5. Technical Framework: EmpathicInsight-Voice Model

EmpathicInsight-Voice models serve as a strong baseline for emotion recognition in speech:

• Whisper-based encoder pre-trained on the full EmoNet-Voice Big corpus for robust acoustic feature extraction.
• Ensemble MLP “expert” predictors—one for each emotion category—trained to regress perceived intensity for each dimension independently.
• Parameter counts: Small (74M), Large (148M), reflecting varying MLP sizes; encoder weights frozen during expert head training.

This architecture supports fine-grained, multi-emotion regression and exhibits high throughput and scalability, with minimal safety-related refusals and optimal error/correlation rates on the EmoNet-Voice Bench.

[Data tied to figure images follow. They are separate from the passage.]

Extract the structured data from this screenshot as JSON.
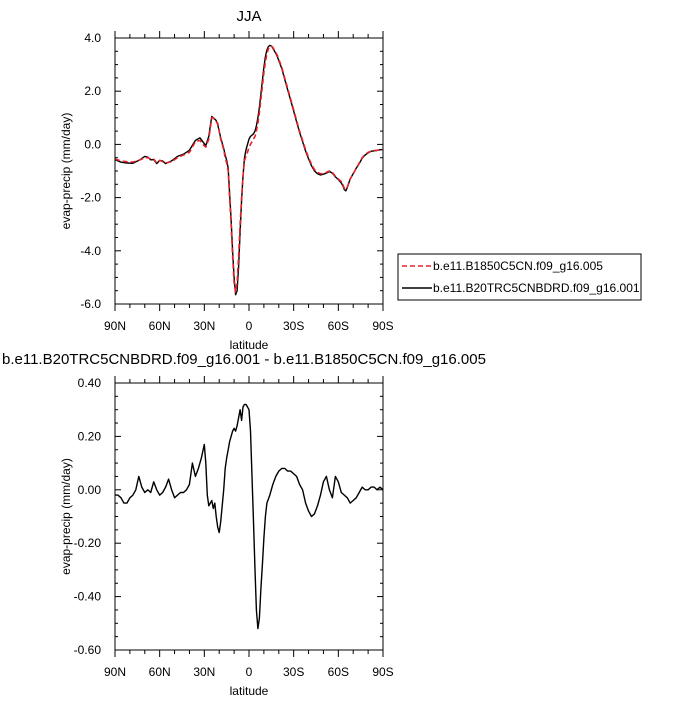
{
  "chart_data": [
    {
      "type": "line",
      "title": "JJA",
      "xlabel": "latitude",
      "ylabel": "evap-precip (mm/day)",
      "xlim": [
        90,
        -90
      ],
      "ylim": [
        -6,
        4
      ],
      "xticks": [
        90,
        60,
        30,
        0,
        -30,
        -60,
        -90
      ],
      "xtick_labels": [
        "90N",
        "60N",
        "30N",
        "0",
        "30S",
        "60S",
        "90S"
      ],
      "yticks": [
        4,
        2,
        0,
        -2,
        -4,
        -6
      ],
      "ytick_labels": [
        "4.0",
        "2.0",
        "0.0",
        "-2.0",
        "-4.0",
        "-6.0"
      ],
      "legend": "right",
      "series": [
        {
          "name": "b.e11.B1850C5CN.f09_g16.005",
          "color": "#e8202a",
          "dash": "dashed",
          "x": [
            90,
            86,
            82,
            78,
            74,
            70,
            68,
            66,
            64,
            62,
            60,
            58,
            56,
            52,
            48,
            44,
            40,
            36,
            33,
            31,
            29,
            27,
            26,
            25,
            24,
            23,
            22,
            21,
            20,
            19,
            18,
            17,
            16,
            15,
            14,
            13,
            12,
            11,
            10,
            9,
            8,
            7,
            6,
            5,
            4,
            3,
            2,
            1,
            0,
            -1,
            -2,
            -3,
            -4,
            -5,
            -6,
            -7,
            -8,
            -9,
            -10,
            -11,
            -12,
            -13,
            -14,
            -15,
            -16,
            -17,
            -18,
            -19,
            -20,
            -22,
            -24,
            -26,
            -28,
            -30,
            -32,
            -34,
            -36,
            -38,
            -40,
            -42,
            -44,
            -46,
            -48,
            -50,
            -52,
            -54,
            -56,
            -58,
            -60,
            -62,
            -63,
            -64,
            -65,
            -66,
            -67,
            -68,
            -70,
            -72,
            -74,
            -76,
            -78,
            -80,
            -82,
            -84,
            -86,
            -88,
            -90
          ],
          "y": [
            -0.55,
            -0.62,
            -0.65,
            -0.66,
            -0.6,
            -0.5,
            -0.5,
            -0.55,
            -0.55,
            -0.7,
            -0.6,
            -0.65,
            -0.7,
            -0.65,
            -0.5,
            -0.4,
            -0.3,
            0.1,
            0.15,
            0.0,
            -0.1,
            0.2,
            0.6,
            1.0,
            1.0,
            0.9,
            0.85,
            0.8,
            0.5,
            0.2,
            0.0,
            -0.2,
            -0.5,
            -0.7,
            -1.0,
            -2.0,
            -3.0,
            -4.2,
            -5.2,
            -5.55,
            -5.2,
            -4.2,
            -3.0,
            -2.0,
            -1.2,
            -0.6,
            -0.45,
            -0.3,
            -0.1,
            0.0,
            0.1,
            0.2,
            0.3,
            0.5,
            0.8,
            1.2,
            1.7,
            2.2,
            2.7,
            3.1,
            3.4,
            3.6,
            3.68,
            3.7,
            3.65,
            3.55,
            3.45,
            3.35,
            3.2,
            2.9,
            2.5,
            2.1,
            1.7,
            1.3,
            0.9,
            0.5,
            0.15,
            -0.2,
            -0.5,
            -0.75,
            -0.95,
            -1.05,
            -1.1,
            -1.1,
            -1.05,
            -1.0,
            -1.05,
            -1.2,
            -1.3,
            -1.4,
            -1.5,
            -1.65,
            -1.7,
            -1.6,
            -1.45,
            -1.3,
            -1.1,
            -0.9,
            -0.7,
            -0.5,
            -0.38,
            -0.3,
            -0.25,
            -0.23,
            -0.22,
            -0.2,
            -0.2
          ]
        },
        {
          "name": "b.e11.B20TRC5CNBDRD.f09_g16.001",
          "color": "#000000",
          "dash": "solid",
          "x": [
            90,
            86,
            82,
            78,
            74,
            70,
            68,
            66,
            64,
            62,
            60,
            58,
            56,
            52,
            48,
            44,
            40,
            36,
            33,
            31,
            29,
            27,
            26,
            25,
            24,
            23,
            22,
            21,
            20,
            19,
            18,
            17,
            16,
            15,
            14,
            13,
            12,
            11,
            10,
            9,
            8,
            7,
            6,
            5,
            4,
            3,
            2,
            1,
            0,
            -1,
            -2,
            -3,
            -4,
            -5,
            -6,
            -7,
            -8,
            -9,
            -10,
            -11,
            -12,
            -13,
            -14,
            -15,
            -16,
            -17,
            -18,
            -19,
            -20,
            -22,
            -24,
            -26,
            -28,
            -30,
            -32,
            -34,
            -36,
            -38,
            -40,
            -42,
            -44,
            -46,
            -48,
            -50,
            -52,
            -54,
            -56,
            -58,
            -60,
            -62,
            -63,
            -64,
            -65,
            -66,
            -67,
            -68,
            -70,
            -72,
            -74,
            -76,
            -78,
            -80,
            -82,
            -84,
            -86,
            -88,
            -90
          ],
          "y": [
            -0.57,
            -0.67,
            -0.7,
            -0.71,
            -0.6,
            -0.45,
            -0.48,
            -0.58,
            -0.57,
            -0.72,
            -0.6,
            -0.62,
            -0.72,
            -0.62,
            -0.45,
            -0.37,
            -0.22,
            0.15,
            0.25,
            0.1,
            -0.05,
            0.3,
            0.7,
            1.05,
            1.0,
            0.95,
            0.9,
            0.75,
            0.5,
            0.25,
            0.05,
            -0.15,
            -0.4,
            -0.6,
            -0.9,
            -1.85,
            -2.8,
            -4.0,
            -5.0,
            -5.65,
            -5.5,
            -4.6,
            -3.3,
            -2.1,
            -1.2,
            -0.5,
            -0.2,
            0.0,
            0.2,
            0.3,
            0.35,
            0.4,
            0.5,
            0.7,
            1.0,
            1.4,
            1.9,
            2.4,
            2.9,
            3.3,
            3.55,
            3.68,
            3.72,
            3.7,
            3.62,
            3.52,
            3.42,
            3.3,
            3.15,
            2.85,
            2.45,
            2.05,
            1.65,
            1.25,
            0.85,
            0.45,
            0.1,
            -0.25,
            -0.55,
            -0.8,
            -1.0,
            -1.1,
            -1.15,
            -1.12,
            -1.08,
            -1.02,
            -1.08,
            -1.22,
            -1.32,
            -1.45,
            -1.55,
            -1.7,
            -1.75,
            -1.62,
            -1.45,
            -1.3,
            -1.1,
            -0.9,
            -0.72,
            -0.52,
            -0.4,
            -0.32,
            -0.26,
            -0.24,
            -0.23,
            -0.2,
            -0.2
          ]
        }
      ]
    },
    {
      "type": "line",
      "title": "b.e11.B20TRC5CNBDRD.f09_g16.001 - b.e11.B1850C5CN.f09_g16.005",
      "xlabel": "latitude",
      "ylabel": "evap-precip (mm/day)",
      "xlim": [
        90,
        -90
      ],
      "ylim": [
        -0.6,
        0.4
      ],
      "xticks": [
        90,
        60,
        30,
        0,
        -30,
        -60,
        -90
      ],
      "xtick_labels": [
        "90N",
        "60N",
        "30N",
        "0",
        "30S",
        "60S",
        "90S"
      ],
      "yticks": [
        0.4,
        0.2,
        0,
        -0.2,
        -0.4,
        -0.6
      ],
      "ytick_labels": [
        "0.40",
        "0.20",
        "0.00",
        "-0.20",
        "-0.40",
        "-0.60"
      ],
      "series": [
        {
          "color": "#000000",
          "dash": "solid",
          "x": [
            90,
            88,
            86,
            84,
            82,
            80,
            78,
            76,
            74,
            72,
            70,
            68,
            66,
            64,
            62,
            60,
            58,
            56,
            54,
            52,
            50,
            48,
            46,
            44,
            42,
            40,
            38,
            36,
            34,
            32,
            30,
            29,
            28,
            27,
            26,
            25,
            24,
            23,
            22,
            21,
            20,
            19,
            18,
            17,
            16,
            15,
            14,
            13,
            12,
            11,
            10,
            9,
            8,
            7,
            6,
            5,
            4,
            3,
            2,
            1,
            0,
            -1,
            -2,
            -3,
            -4,
            -5,
            -6,
            -7,
            -8,
            -9,
            -10,
            -11,
            -12,
            -14,
            -16,
            -18,
            -20,
            -22,
            -24,
            -26,
            -28,
            -30,
            -32,
            -34,
            -36,
            -38,
            -40,
            -42,
            -44,
            -46,
            -48,
            -50,
            -52,
            -54,
            -56,
            -58,
            -60,
            -62,
            -64,
            -66,
            -68,
            -70,
            -72,
            -74,
            -76,
            -78,
            -80,
            -82,
            -84,
            -86,
            -88,
            -90
          ],
          "y": [
            -0.02,
            -0.02,
            -0.03,
            -0.05,
            -0.05,
            -0.03,
            -0.02,
            0.0,
            0.05,
            0.01,
            -0.01,
            0.0,
            -0.01,
            0.03,
            0.0,
            -0.02,
            -0.01,
            0.01,
            0.04,
            0.0,
            -0.03,
            -0.02,
            -0.01,
            -0.01,
            0.0,
            0.02,
            0.1,
            0.05,
            0.08,
            0.12,
            0.17,
            0.1,
            -0.02,
            -0.06,
            -0.05,
            -0.04,
            -0.07,
            -0.05,
            -0.1,
            -0.14,
            -0.16,
            -0.12,
            -0.06,
            0.0,
            0.08,
            0.12,
            0.15,
            0.18,
            0.2,
            0.22,
            0.23,
            0.22,
            0.24,
            0.27,
            0.3,
            0.26,
            0.31,
            0.32,
            0.32,
            0.31,
            0.3,
            0.22,
            0.05,
            -0.12,
            -0.3,
            -0.45,
            -0.52,
            -0.48,
            -0.37,
            -0.28,
            -0.18,
            -0.1,
            -0.05,
            -0.02,
            0.02,
            0.05,
            0.07,
            0.08,
            0.08,
            0.07,
            0.07,
            0.06,
            0.05,
            0.02,
            0.0,
            -0.05,
            -0.08,
            -0.1,
            -0.09,
            -0.06,
            -0.02,
            0.03,
            0.05,
            0.0,
            -0.03,
            0.05,
            0.03,
            -0.01,
            -0.02,
            -0.03,
            -0.05,
            -0.04,
            -0.03,
            -0.01,
            0.01,
            0.0,
            0.0,
            0.01,
            0.01,
            0.0,
            0.01,
            0.0
          ]
        }
      ]
    }
  ]
}
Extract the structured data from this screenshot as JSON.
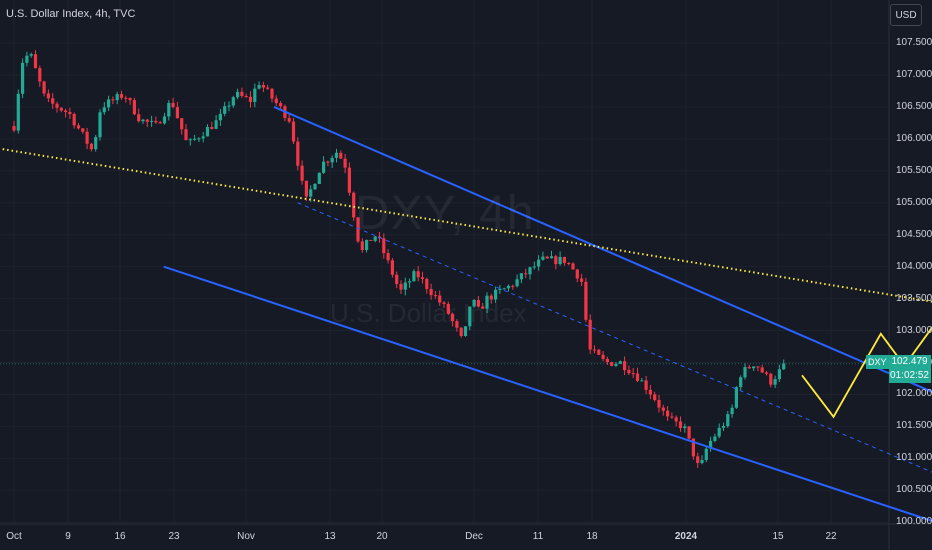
{
  "header": {
    "title": "U.S. Dollar Index, 4h, TVC",
    "currency_button": "USD"
  },
  "watermark": {
    "symbol": "DXY, 4h",
    "name": "U.S. Dollar Index"
  },
  "price_tag": {
    "symbol": "DXY",
    "price": "102.479",
    "countdown": "01:02:52"
  },
  "colors": {
    "up": "#22ab94",
    "down": "#f23645",
    "channel": "#2962ff",
    "trendline": "#ffeb3b",
    "projection": "#ffeb3b",
    "background": "#161a25"
  },
  "chart_data": {
    "type": "candlestick",
    "title": "U.S. Dollar Index, 4h, TVC",
    "y_ticks": [
      "107.500",
      "107.000",
      "106.500",
      "106.000",
      "105.500",
      "105.000",
      "104.500",
      "104.000",
      "103.500",
      "103.000",
      "102.500",
      "102.000",
      "101.500",
      "101.000",
      "100.500",
      "100.000"
    ],
    "x_ticks": [
      {
        "label": "Oct",
        "bold": false
      },
      {
        "label": "9",
        "bold": false
      },
      {
        "label": "16",
        "bold": false
      },
      {
        "label": "23",
        "bold": false
      },
      {
        "label": "Nov",
        "bold": false
      },
      {
        "label": "13",
        "bold": false
      },
      {
        "label": "20",
        "bold": false
      },
      {
        "label": "Dec",
        "bold": false
      },
      {
        "label": "11",
        "bold": false
      },
      {
        "label": "18",
        "bold": false
      },
      {
        "label": "2024",
        "bold": true
      },
      {
        "label": "15",
        "bold": false
      },
      {
        "label": "22",
        "bold": false
      }
    ],
    "ylim": [
      99.9,
      108.1
    ],
    "last_price": 102.479,
    "price_path": [
      [
        "2023-10-02",
        106.2
      ],
      [
        "2023-10-03",
        107.2
      ],
      [
        "2023-10-04",
        107.35
      ],
      [
        "2023-10-06",
        106.6
      ],
      [
        "2023-10-09",
        106.4
      ],
      [
        "2023-10-11",
        106.0
      ],
      [
        "2023-10-12",
        105.8
      ],
      [
        "2023-10-13",
        106.5
      ],
      [
        "2023-10-16",
        106.7
      ],
      [
        "2023-10-18",
        106.3
      ],
      [
        "2023-10-20",
        106.2
      ],
      [
        "2023-10-22",
        106.6
      ],
      [
        "2023-10-24",
        105.9
      ],
      [
        "2023-10-26",
        106.1
      ],
      [
        "2023-10-28",
        106.3
      ],
      [
        "2023-10-30",
        106.7
      ],
      [
        "2023-11-01",
        106.6
      ],
      [
        "2023-11-02",
        106.9
      ],
      [
        "2023-11-04",
        106.6
      ],
      [
        "2023-11-06",
        106.3
      ],
      [
        "2023-11-08",
        105.0
      ],
      [
        "2023-11-09",
        105.3
      ],
      [
        "2023-11-10",
        105.6
      ],
      [
        "2023-11-12",
        105.8
      ],
      [
        "2023-11-13",
        105.6
      ],
      [
        "2023-11-15",
        104.2
      ],
      [
        "2023-11-16",
        104.4
      ],
      [
        "2023-11-17",
        104.5
      ],
      [
        "2023-11-20",
        103.6
      ],
      [
        "2023-11-22",
        103.9
      ],
      [
        "2023-11-24",
        103.6
      ],
      [
        "2023-11-26",
        103.3
      ],
      [
        "2023-11-28",
        102.8
      ],
      [
        "2023-11-29",
        103.5
      ],
      [
        "2023-11-30",
        103.3
      ],
      [
        "2023-12-01",
        103.5
      ],
      [
        "2023-12-04",
        103.7
      ],
      [
        "2023-12-06",
        103.9
      ],
      [
        "2023-12-08",
        104.1
      ],
      [
        "2023-12-11",
        104.1
      ],
      [
        "2023-12-13",
        103.8
      ],
      [
        "2023-12-14",
        102.7
      ],
      [
        "2023-12-16",
        102.5
      ],
      [
        "2023-12-18",
        102.5
      ],
      [
        "2023-12-20",
        102.3
      ],
      [
        "2023-12-22",
        102.0
      ],
      [
        "2023-12-24",
        101.6
      ],
      [
        "2023-12-26",
        101.5
      ],
      [
        "2023-12-28",
        100.8
      ],
      [
        "2023-12-29",
        101.2
      ],
      [
        "2024-01-01",
        101.7
      ],
      [
        "2024-01-02",
        102.3
      ],
      [
        "2024-01-04",
        102.5
      ],
      [
        "2024-01-06",
        102.2
      ],
      [
        "2024-01-08",
        102.479
      ]
    ],
    "annotations": {
      "channel_upper": [
        [
          "2023-11-04",
          106.5
        ],
        [
          "2024-01-31",
          101.8
        ]
      ],
      "channel_lower": [
        [
          "2023-10-21",
          104.0
        ],
        [
          "2024-01-27",
          100.0
        ]
      ],
      "channel_mid": [
        [
          "2023-11-07",
          105.0
        ],
        [
          "2024-01-31",
          100.55
        ]
      ],
      "trendline": [
        [
          "2023-09-30",
          105.85
        ],
        [
          "2024-02-08",
          103.2
        ]
      ],
      "projection": [
        [
          "2024-01-10",
          102.3
        ],
        [
          "2024-01-14",
          101.65
        ],
        [
          "2024-01-20",
          102.95
        ],
        [
          "2024-01-23",
          102.45
        ],
        [
          "2024-01-28",
          103.3
        ]
      ]
    }
  }
}
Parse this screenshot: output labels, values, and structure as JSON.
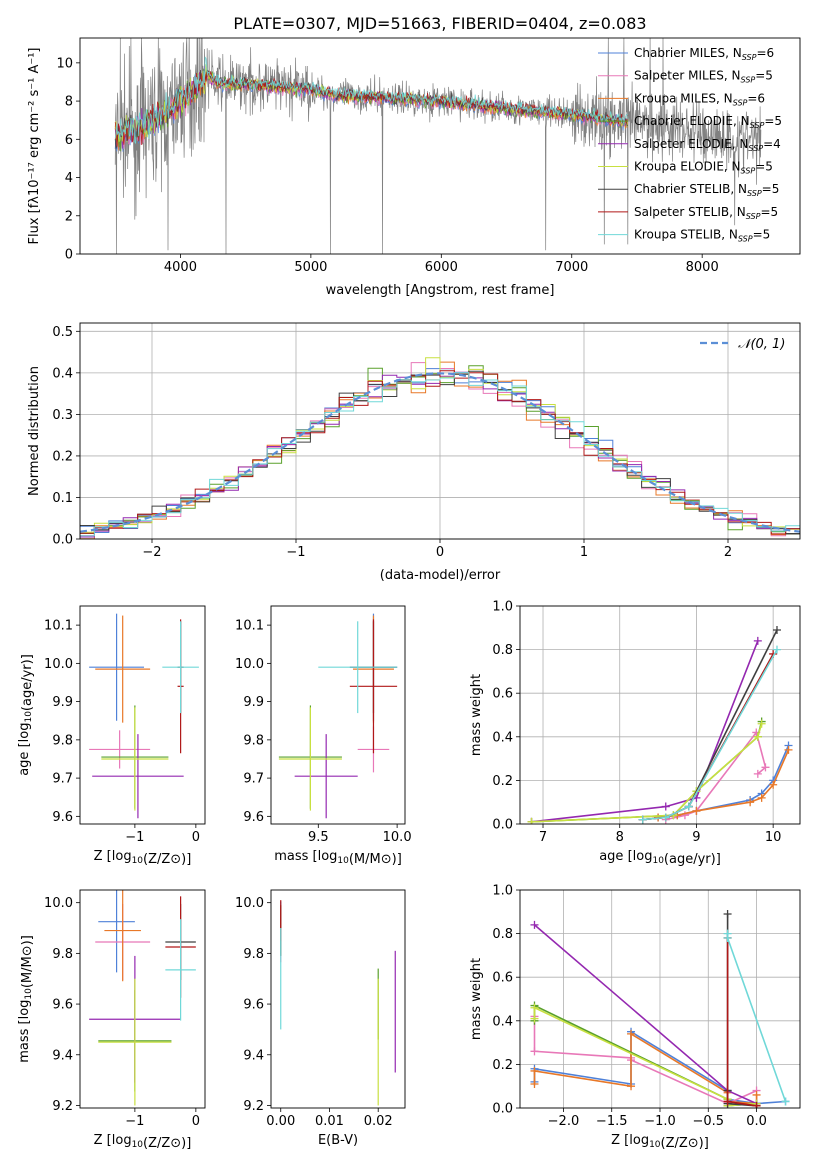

6. Impact, Applications, and Research Significance

EmoNet-Voice Bench establishes a new standard for SER by:

• Enabling systematic evaluation across 40 emotion categories at varying intensities, with multi-language, multi-voice coverage.
• Providing rigorous, expert-verified annotation and privacy-preserving data, enabling inclusion of stigmatized or sensitive emotions absent from natural recordings.
• Facilitating the development of context-aware, multimodal, and fine-grained emotion recognition systems, with empirical benchmarking tailored to both high- and low-arousal/cognitively-rich states.
• Supporting robust, transparent assessment of model strengths and gaps, stimulating improvement in real-world, emotionally intelligent AI applications in HCI, TTS, mental health, affective computing, and social robotics.

Key findings demonstrate the persistent challenge of recognizing subtle affective states and the utility of controlled synthesis for benchmarking. EmoNet-Voice Bench, together with the EmpathicInsight-Voice models, provides a scalable, transparent, and ethically sound foundation for next-generation SER research and deployment.